The benefit of the SBLF to the government, however, is clear. The Small Business Lending Fund’s terms help keep banks far more accountable than does TARP. For instance, banks that lend a lot will see their interest rate on the SBLF loan fall to just 1% from 5% – and the penalty for not lending is steep. If banks get SBLF money and don’t boost their lending within two and a half years, those banks will pay an interest rate of a whopping (well, whopping for these times) 7% on the money they borrowed from the Treasury. If they don’t lend after four and a half years, they’ll pay a 9% interest rate.

For banks, there’s another benefit for paying off TARP: they don’t have to get regulatory approval to buy back their shares, or announce dividends. Rather than being a ward of the state under TARP, the banks that use SBLF are a client of the state. They’re just borrowers.

One bank that did the stimulus arbitrage just yesterday was First Bancorp. It’s a small bank with a modest $3.3 billion of assets, based in Troy, North Carolina. It borrowed money from the Small Business Lending Fund to pay back what it owes to the government under TARP.

First Bancorp has 82 branches in North Carolina and another 15 in South Carolina and Virginia. (It is not related to The First Bancorp in Maine or First BanCorp in Puerto Rico).

First Bancorp, like many small banks, has been slow to pay back the TARP loans it took from the government in January 2009. Before TARP existed, First Bancorp spent the first 10 months of 2008 raising money in the markets or from private sources, and was on the verge of drastically reducing its lending to preserve its money, as the bank’s chief financial officer, Eric Credle, told the government back in 2009. “We were therefore very happy with the announcement of the U.S. Treasury’s Capital Purchase Program [aka TARP] in October 2008,” Credle wrote to the Treasury enthusiastically.

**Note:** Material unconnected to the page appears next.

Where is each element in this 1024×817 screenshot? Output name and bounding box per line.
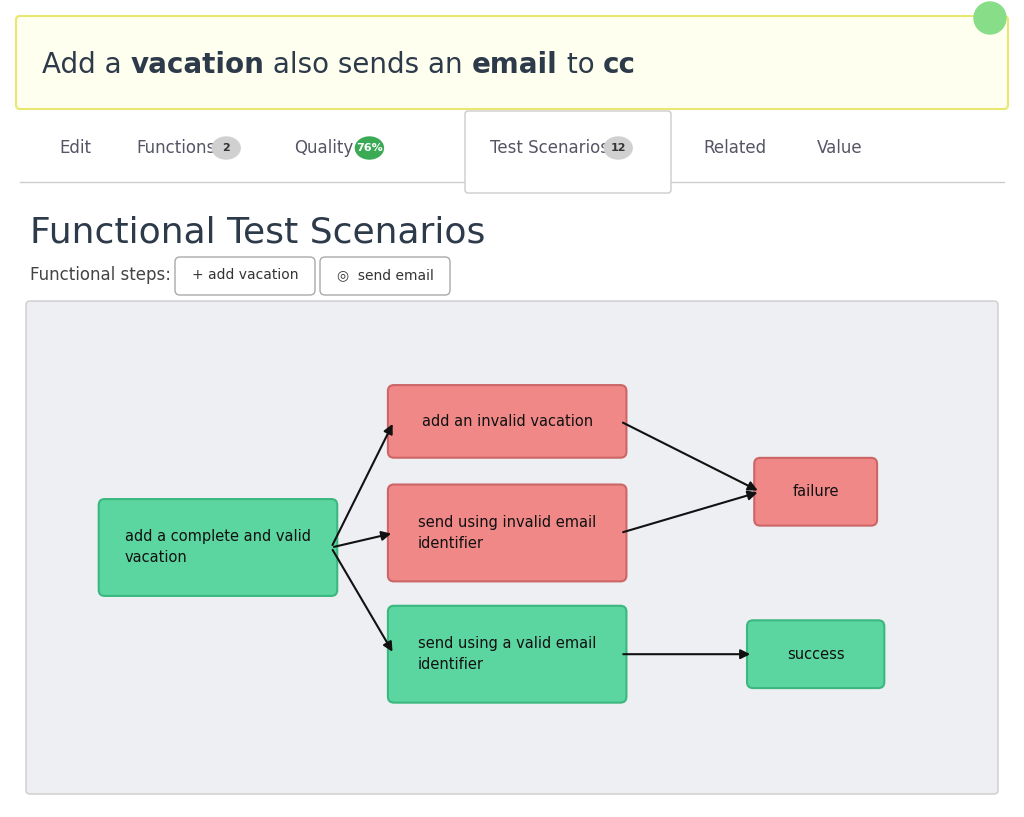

First Bancorp borrowed $65 million from Treasury’s TARP fund. (Just like that credit-card arbitrage consumers use, the bank used $20 million of its TARP money to pay off one of its credit lines at the time, on which it was paying a 2.25% interest rate.)

Paying off that $20 million credit line with TARP money must have seemed like a good deal at the time – except for one thing. The Treasury required all the banks that took TARP to pay a dividend back to the government every quarter, for an annual rate of 5%. Over the course of 30 months, that dividend could get expensive for a small bank. ProPublica’s handy TARP database shows that First Bancorp has paid $7.6 million in TARP dividends to the government over the past thirty months.

Still, the bank is not struggling, as it has been well-liked enough by its regulators that they allowed the bank to make some acquisitions. In 2010, First Bancorp added to its insurance subsidiary, and in January, the FDIC allowed First Bancorp to buy a smaller, failing rival, The Bank of Asheville.

So yesterday, First Bancorp decided to pay off nearly all of its $65 million in TARP loans – by going through another Treasury stimulus program for banks, the Small Business Lending Fund, or SBLF, for $63.5 million.

Sandler O’Neill, a bank that researches and advises other banks, gave its stamp of approval to First Bancorp’s deal to borrow from the SBLF to pay TARP: “We view the announcement as a vote of confidence from regulators given that the SBLF program is intended for healthier banks.”

Of course, that doesn’t mean First Bancorp is completely out of the woods. Treasury still holds the option to buy 616,308 shares of First Bancorp for $15.82 per share. Of course, that may not be a compelling proposition right now, considering that First Bancorp is trading at just around $9 a share.